A call comes in for an “injury.” I frown at the computer screen mounted between our seats. “A little more information would be appreciated,” I tell it.
Down a few lines, I see it mentions a husband and wife in some sort of family dispute. I radio dispatch to confirm that the police department is also responding. I don’t want to get cracked over the head with a beer bottle.
Bronson complains about the street where the job is. “I always have strange jobs there,” he says. “Obese EDPs, old ladies with clown makeup, you name it.”
“Clown makeup?” I ask as we get out of the ambulance and greet the police officers.
“Like Baby Jane on acid.”
The two officers are shining flashlights into a first-floor apartment window, trying to see inside. “We can’t get in,” one says. “But I can see the woman from here.
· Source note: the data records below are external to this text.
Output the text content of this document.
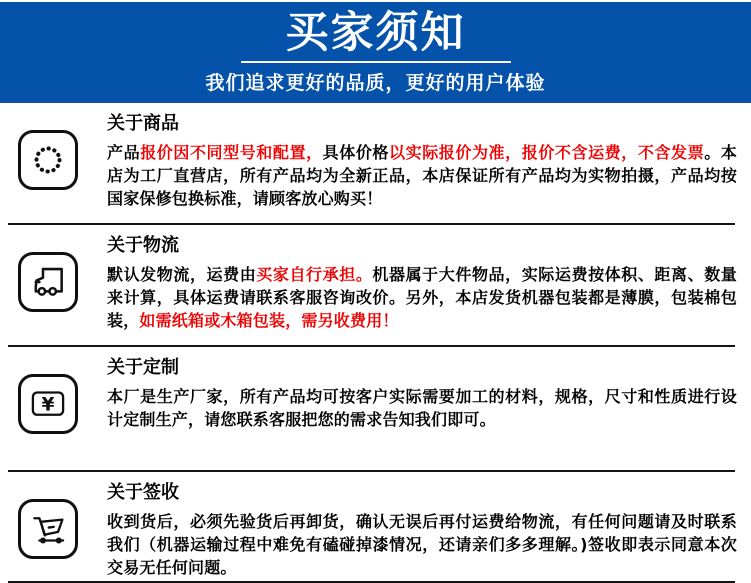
买家须知

我们追求更好的品质，更好的用户体验

关于商品

产品报价因不同型号和配置，具体价格以实际报价为准，报价不含运费，不含发票。本店为工厂直营店，所有产品均为全新正品，本店保证所有产品均为实物拍摄，产品均按国家保修包换标准，请顾客放心购买！

关于物流

默认发物流，运费由买家自行承担。机器属于大件物品，实际运费按体积、距离、数量来计算，具体运费请联系客服咨询改价。另外，本店发货机器包装都是薄膜，包装棉包装，如需纸箱或木箱包装，需另收费用！

¥
关于定制

本厂是生产厂家，所有产品均可按客户实际需要加工的材料，规格，尺寸和性质进行设计定制生产，请您联系客服把您的需求告知我们即可。

关于签收

收到货后，必须先验货后再卸货，确认无误后再付运费给物流，有任何问题请及时联系我们（机器运输过程中难免有磕碰掉漆情况，还请亲们多多理解。)签收即表示同意本次交易无任何问题。
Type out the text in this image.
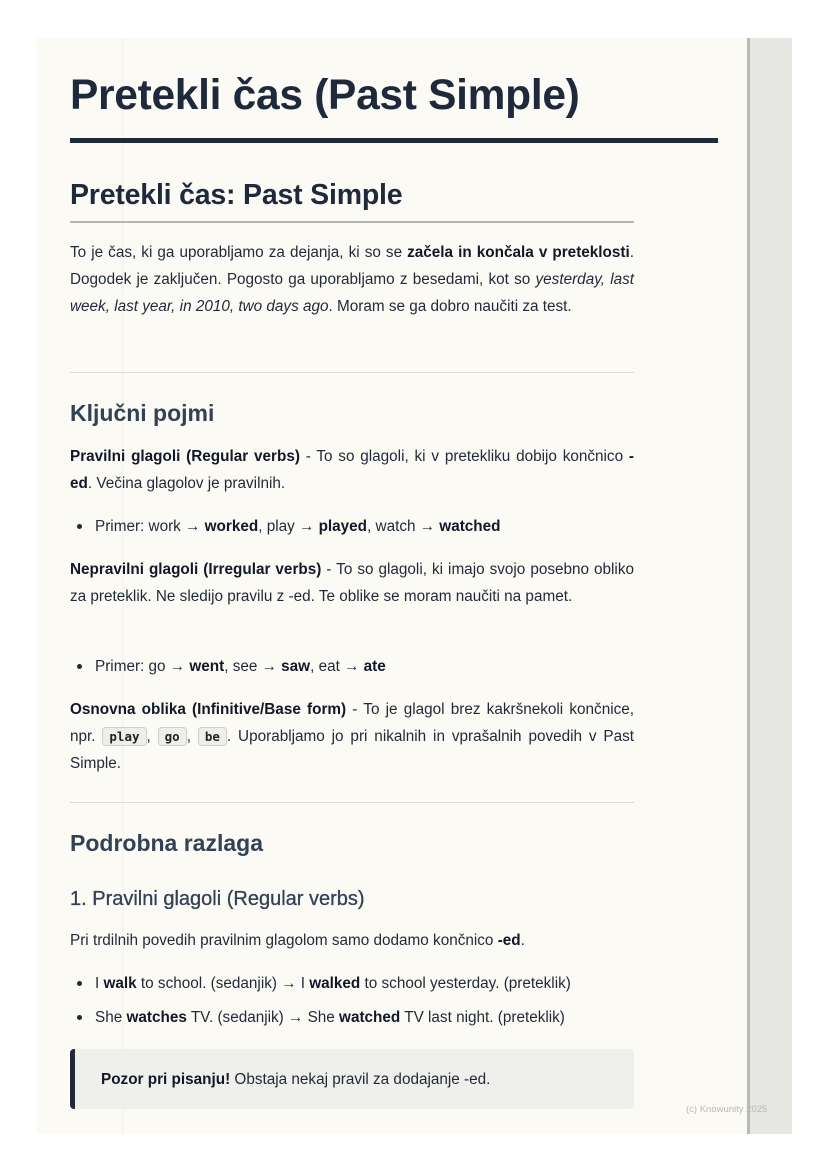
Pretekli čas (Past Simple)
Pretekli čas: Past Simple

To je čas, ki ga uporabljamo za dejanja, ki so se začela in končala v preteklosti. Dogodek je zaključen. Pogosto ga uporabljamo z besedami, kot so yesterday, last week, last year, in 2010, two days ago. Moram se ga dobro naučiti za test.

Ključni pojmi

Pravilni glagoli (Regular verbs) - To so glagoli, ki v pretekliku dobijo končnico -ed. Večina glagolov je pravilnih.

Primer: work → worked, play → played, watch → watched

Nepravilni glagoli (Irregular verbs) - To so glagoli, ki imajo svojo posebno obliko za preteklik. Ne sledijo pravilu z -ed. Te oblike se moram naučiti na pamet.

Primer: go → went, see → saw, eat → ate

Osnovna oblika (Infinitive/Base form) - To je glagol brez kakršnekoli končnice, npr. play , go , be . Uporabljamo jo pri nikalnih in vprašalnih povedih v Past Simple.

Podrobna razlaga
1. Pravilni glagoli (Regular verbs)

Pri trdilnih povedih pravilnim glagolom samo dodamo končnico -ed.

I walk to school. (sedanjik) → I walked to school yesterday. (preteklik)
She watches TV. (sedanjik) → She watched TV last night. (preteklik)

Pozor pri pisanju! Obstaja nekaj pravil za dodajanje -ed.

(c) Knowunity 2025
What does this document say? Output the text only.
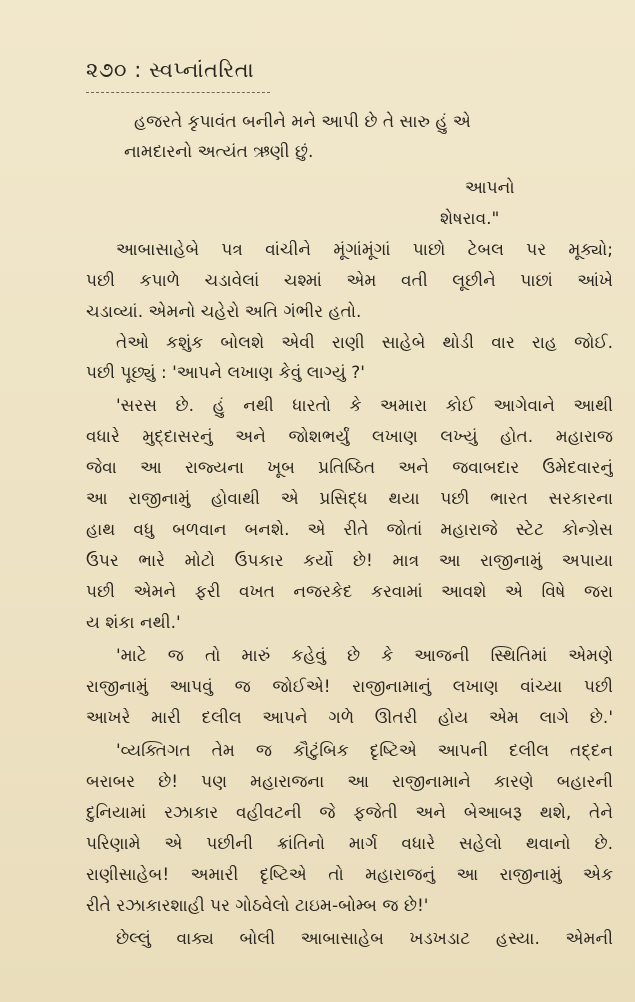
૨૭૦ : સ્વપ્નાંતરિતા
હજરતે કૃપાવંત બનીને મને આપી છે તે સારુ હું એ
નામદારનો અત્યંત ઋણી છું.
આપનો
શેષરાવ."
આબાસાહેબે પત્ર વાંચીને મૂંગાંમૂંગાં પાછો ટેબલ પર મૂક્યો;
પછી કપાળે ચડાવેલાં ચશ્માં એમ વતી લૂછીને પાછાં આંખે
ચડાવ્યાં. એમનો ચહેરો અતિ ગંભીર હતો.
તેઓ કશુંક બોલશે એવી રાણી સાહેબે થોડી વાર રાહ જોઈ.
પછી પૂછ્યું : 'આપને લખાણ કેવું લાગ્યું ?'
'સરસ છે. હું નથી ધારતો કે અમારા કોઈ આગેવાને આથી
વધારે મુદ્દાસરનું અને જોશભર્યું લખાણ લખ્યું હોત. મહારાજ
જેવા આ રાજ્યના ખૂબ પ્રતિષ્ઠિત અને જવાબદાર ઉમેદવારનું
આ રાજીનામું હોવાથી એ પ્રસિદ્ધ થયા પછી ભારત સરકારના
હાથ વધુ બળવાન બનશે. એ રીતે જોતાં મહારાજે સ્ટેટ કોન્ગ્રેસ
ઉપર ભારે મોટો ઉપકાર કર્યો છે! માત્ર આ રાજીનામું અપાયા
પછી એમને ફરી વખત નજરકેદ કરવામાં આવશે એ વિષે જરા
ય શંકા નથી.'
'માટે જ તો મારું કહેવું છે કે આજની સ્થિતિમાં એમણે
રાજીનામું આપવું જ જોઈએ! રાજીનામાનું લખાણ વાંચ્યા પછી
આખરે મારી દલીલ આપને ગળે ઊતરી હોય એમ લાગે છે.'
'વ્યક્તિગત તેમ જ કૌટુંબિક દૃષ્ટિએ આપની દલીલ તદ્દન
બરાબર છે! પણ મહારાજના આ રાજીનામાને કારણે બહારની
દુનિયામાં રઝાકાર વહીવટની જે ફજેતી અને બેઆબરૂ થશે, તેને
પરિણામે એ પછીની ક્રાંતિનો માર્ગ વધારે સહેલો થવાનો છે.
રાણીસાહેબ! અમારી દૃષ્ટિએ તો મહારાજનું આ રાજીનામું એક
રીતે રઝાકારશાહી પર ગોઠવેલો ટાઇમ-બોમ્બ જ છે!'
છેલ્લું વાક્ય બોલી આબાસાહેબ ખડખડાટ હસ્યા. એમની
She’s bleeding from the head.”
“She on the floor?” I ask.
He shakes his head. “In a wheelchair. About 60 years old. But it’s hard to tell, she’s wearing all this makeup.” He laughs.
“Very funny,” I say. Bronson and I stand on tiptoes and peek in the window. The woman is morbidly obese, about 500 pounds, and sitting in a special doublewide wheelchair.
The police department’s Emergency Services Unit shows up and picks the building’s lock.
“I thought this was a husband-wife dispute,” I tell Bronson as we enter the apartment after the cops.
“When you assume —” he says, quoting one of my favorite “Odd Couple” episodes, in which Felix breaks down the word into its three components, one of which is very rude. ” Why can’t a 500-pound wheelchair-bound woman be married?”
“She can,” I say. “Except usually they’re not.”
Emergency workers assume a lot on this job, and are wrong only about 5% of the time — the exceptions to the rules. Emergency work has taught me that, mostly, the world is pretty cut-and-dried. And that clichés, while simplistic, also usually tend to get things right.
Inside the apartment, we find the woman in the wheelchair in a doorway leading to the kitchen and her husband passed out on the couch. She tells me her husband is “piss drunk.”
“We had an argument,” she says. “I tried to hit him with my cane but caught myself in the back of the head.”
I slap a bandage and gauze onto her scalp over a 2-inch laceration with lots of coagulated blood matting her hair. I can feel a large hematoma. “Nice size swelling you’ve got there,” I say.
“I don’t want to go to the hospital,” she answers.
Bronson rouses the drunk husband. “I want nothin’ to do with that whore,” he splutters.
I write the woman’s name and information onto my chart and ask her what medications she takes. She tells me Coumadin — a blood thinner.
“Great,” I say. “Even though the blood outside your head has coagulated, you may be bleeding inside. You have to go to the hospital.”
She looks down sadly and concedes. I ask her if she takes any other meds, and she tells me to go into her bedroom, they’re on her nightstand.
I look in her bedroom. On the walls are pictures of her and her husband — much younger, in happier times — in loving embraces. She was thin. There are old, frayed books on the shelf — “The Joy of Sex” and others — that a couple might share.
I hear the husband and wife start arguing again — bitter, nasty. Times have sadly changed, perhaps due in part to the woman’s obviously deteriorating health. Now she’s in a wheelchair and sleeps in a hospital bed, the bedroom filled with syringes for her diabetes, adult diapers for her incontinence, and the smell of urine.
As I’m considering her life, I come back into the living room to find her crying. Her husband doesn’t look at her. He stands in the kitchen unsteadily, on drunken legs, just looking out the window.
Ms. Klopsis is an emergency medical technician on an ambulance in Brooklyn. This column details her observations and experiences. Some names and identifying details have been changed to protect the privacy of patients.